Ferrari 365 GTB/4 Daytona Plexiglass
The 60’s saw the introduction of the revolutionary Lamborghini Miura, which to this day, is considered to be the first supercar ever made. Ferrari had to answer to the threat from Sant’Agata Bolognese by introducing their, for that time, most expensive and fastest road-going car. Officially named 365 GTB/4, their flagship model was presented at the Paris Auto Salon in 1968, and was, as intended by Ferrari, a sensation. With its stunning body design signed by Pininfarina and its powerful 353-bhp Lampredi four-cam V12 engine, it conquered the hearts of the media and people. Not only was it striking to look at, but with a top speed of 174 mph, it was also the fastest car ever built. It surpassed the Miura in every way imaginable, and went on racing, proving itself through the 1970’s. Of the 1,284 Ferrari Daytona’s ever made, only about 530 left the factory with the plexiglass nose, making it to this day one of the most coveted Daytona versions.
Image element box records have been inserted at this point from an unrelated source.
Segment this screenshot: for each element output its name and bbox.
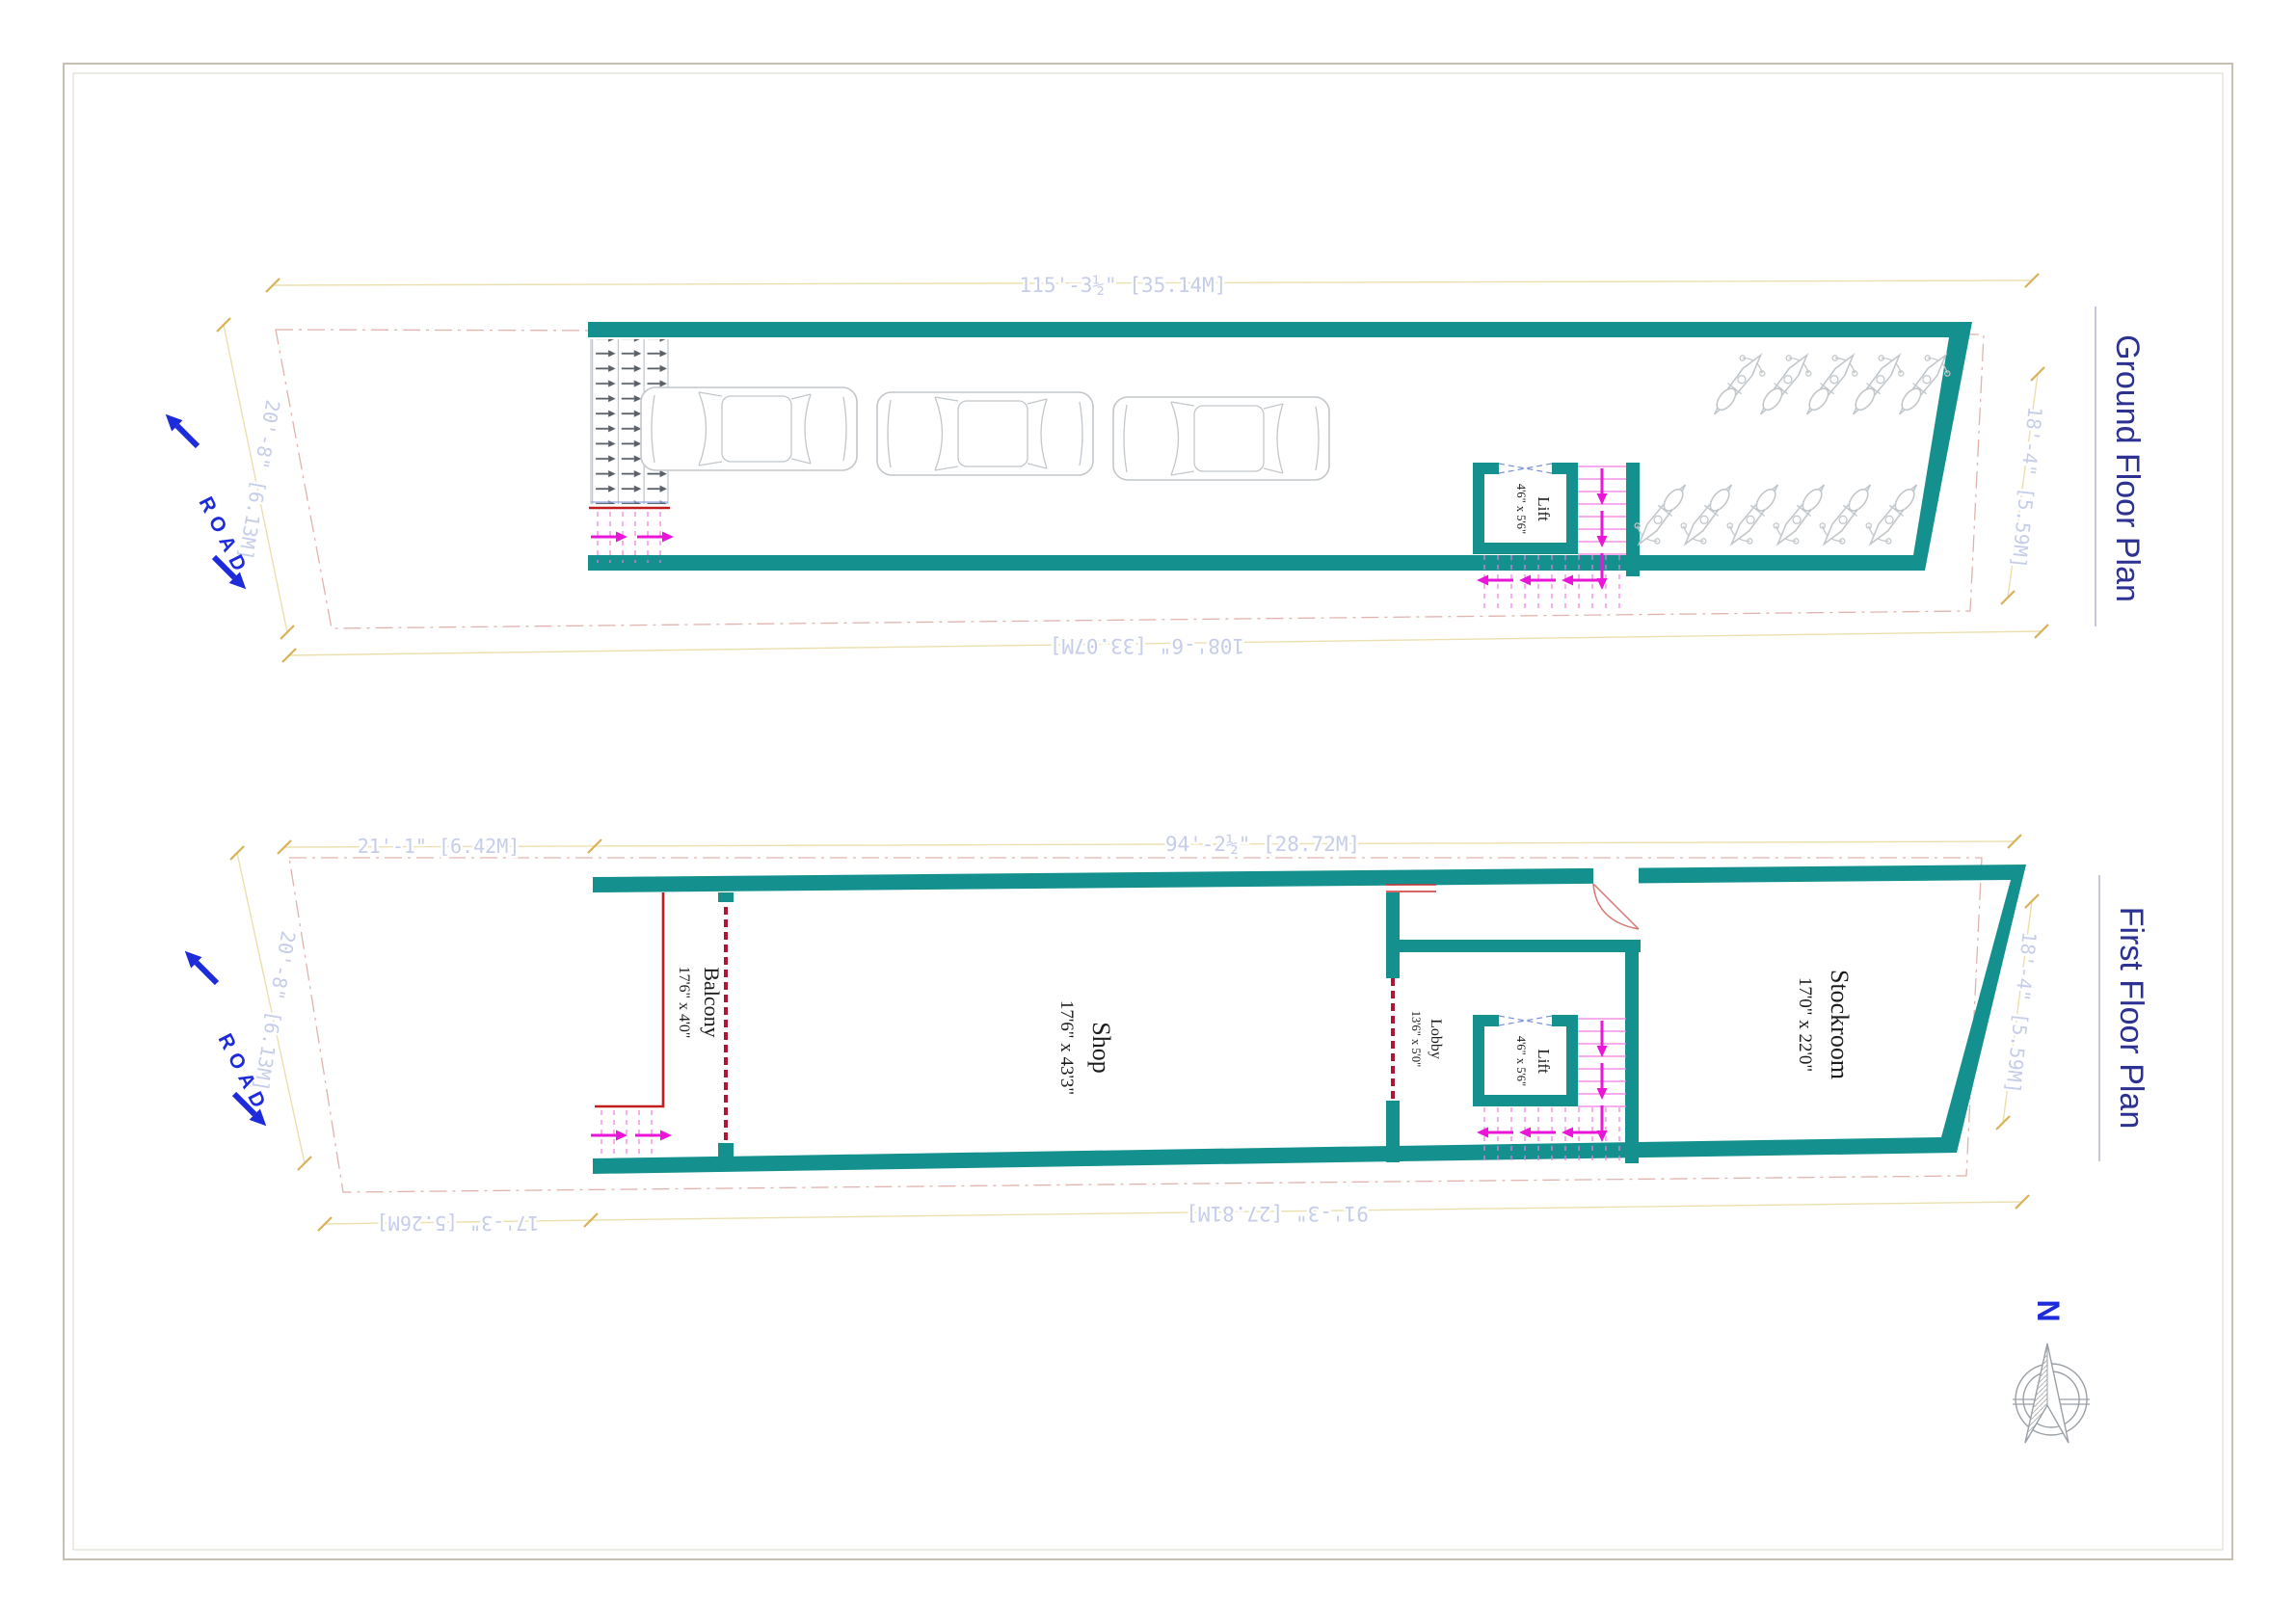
dim-bottom-right: 91'-3" [27.81M] — [1186, 1202, 1369, 1225]
entrance-door — [1593, 884, 1639, 929]
lobby-label: Lobby — [1428, 1019, 1444, 1059]
lift-label: Lift — [1535, 496, 1553, 521]
dim-left: 20'-8" [6.13M] — [233, 398, 284, 562]
dim-bottom-left: 17'-3" [5.26M] — [377, 1211, 540, 1235]
north-compass: N — [2013, 1299, 2090, 1443]
dim-right: 18'-4" [5.59M] — [2001, 931, 2041, 1095]
ground-floor-title: Ground Floor Plan — [2109, 334, 2146, 602]
compass-needle-shade — [2025, 1344, 2047, 1443]
stockroom-label: Stockroom — [1826, 970, 1854, 1079]
shop-label: Shop — [1087, 1022, 1115, 1073]
dim-bottom: 108'-6" [33.07M] — [1050, 634, 1244, 657]
lift-stairs-unit — [1473, 463, 1626, 611]
road-arrow-icon — [160, 409, 203, 452]
lift-stairs-unit — [1473, 1015, 1626, 1163]
north-label: N — [2031, 1299, 2066, 1321]
lift-size: 4'6" x 5'6" — [1514, 1036, 1528, 1086]
lift-size: 4'6" x 5'6" — [1514, 484, 1528, 534]
window-symbol — [1386, 885, 1436, 891]
balcony: Balcony 17'6" x 4'0" — [591, 892, 734, 1158]
car-icon — [641, 387, 857, 470]
ground-floor-plan: 115'-3½" [35.14M] 20'-8" [6.13M] 18'-4" … — [160, 274, 2146, 662]
road-label-ground: ROAD — [160, 409, 254, 595]
stair-side-wall — [1626, 463, 1640, 576]
dim-left: 20'-8" [6.13M] — [249, 929, 300, 1093]
car-icon — [877, 392, 1093, 475]
dim-top-left: 21'-1" [6.42M] — [358, 835, 521, 858]
dim-right: 18'-4" [5.59M] — [2007, 406, 2046, 570]
floor-plan-svg: 115'-3½" [35.14M] 20'-8" [6.13M] 18'-4" … — [0, 0, 2296, 1623]
dim-line-top — [284, 841, 2015, 847]
lobby-size: 13'6" x 5'0" — [1409, 1011, 1423, 1067]
dim-top: 115'-3½" [35.14M] — [1020, 274, 1227, 297]
lift-label: Lift — [1535, 1049, 1553, 1074]
first-floor-title: First Floor Plan — [2113, 907, 2149, 1130]
door-opening — [1593, 865, 1639, 885]
balcony-label: Balcony — [700, 967, 724, 1037]
bike-parking — [1627, 346, 1958, 553]
drawing-sheet: 115'-3½" [35.14M] 20'-8" [6.13M] 18'-4" … — [0, 0, 2296, 1623]
shop-size: 17'6" x 43'3" — [1056, 1000, 1077, 1095]
balcony-size: 17'6" x 4'0" — [676, 967, 692, 1039]
first-floor-plan: 21'-1" [6.42M] 94'-2½" [28.72M] 20'-8" [… — [179, 833, 2149, 1235]
stockroom-size: 17'0" x 22'0" — [1795, 977, 1815, 1072]
dim-top-right: 94'-2½" [28.72M] — [1165, 833, 1360, 856]
road-arrow-icon — [179, 945, 223, 989]
car-icon — [1113, 397, 1329, 480]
Our car in question, chassis #12419, is an extremely early Daytona, namely the second car to roll out of the factory. Our vehicle was completed as a desirable plexi example in April 1969 and delivered to official Ferrari dealer Auto Becker in Düsseldorf, Germany. Besides being one of the first 365 GTB/4’s ever built, #12419 has an interesting and rich history, as it was displayed at the 44th IAA Motor Show in Frankfurt in September of the same year. The car surely attracted the crowds, finished in its striking body color of Giallo Fly (20-Y-191) over a Nero (VM 8500) leather interior, one can assume it was the star of the show. The car was, in period, professionally converted to a Spider by the famous Carrozzeria Bachelli & Villa in Modena, Italy, and subsequently repainted in red with a black and red interior. The original Coupe roof section was of course conserved, and later in 2015, professionally reunited with the car in question by Carrozzeria Egidio Brandoli in Montale.
In the next few years, the car would be owned by Giancarlo Gagliardi, and then by a Gérard Boireaux in Belgium in the 80’s, where it was displayed at Autoretro in 1989, and then handed over to Eric Hamdi, owner of MMC Watch boutique in France, who kept the car for 15 years. Over the next few years, #12419 would find home in Paris in 2011, and then Modena in 2014, before joining the collection of its current German owner.
Today, chassis #12419 is back to its original colors and fully restored. The code AP/8 is engraved on the engine block, which, according to sources from Ferrari, could refer to the abbreviation of a prototype department. The body is in stunning condition, as is the interior and the running gears. A truly exquisit example of one of Ferrari’s most famous gran tourers, in its coveted plexiglass nose iteration, with an interesting and significant history.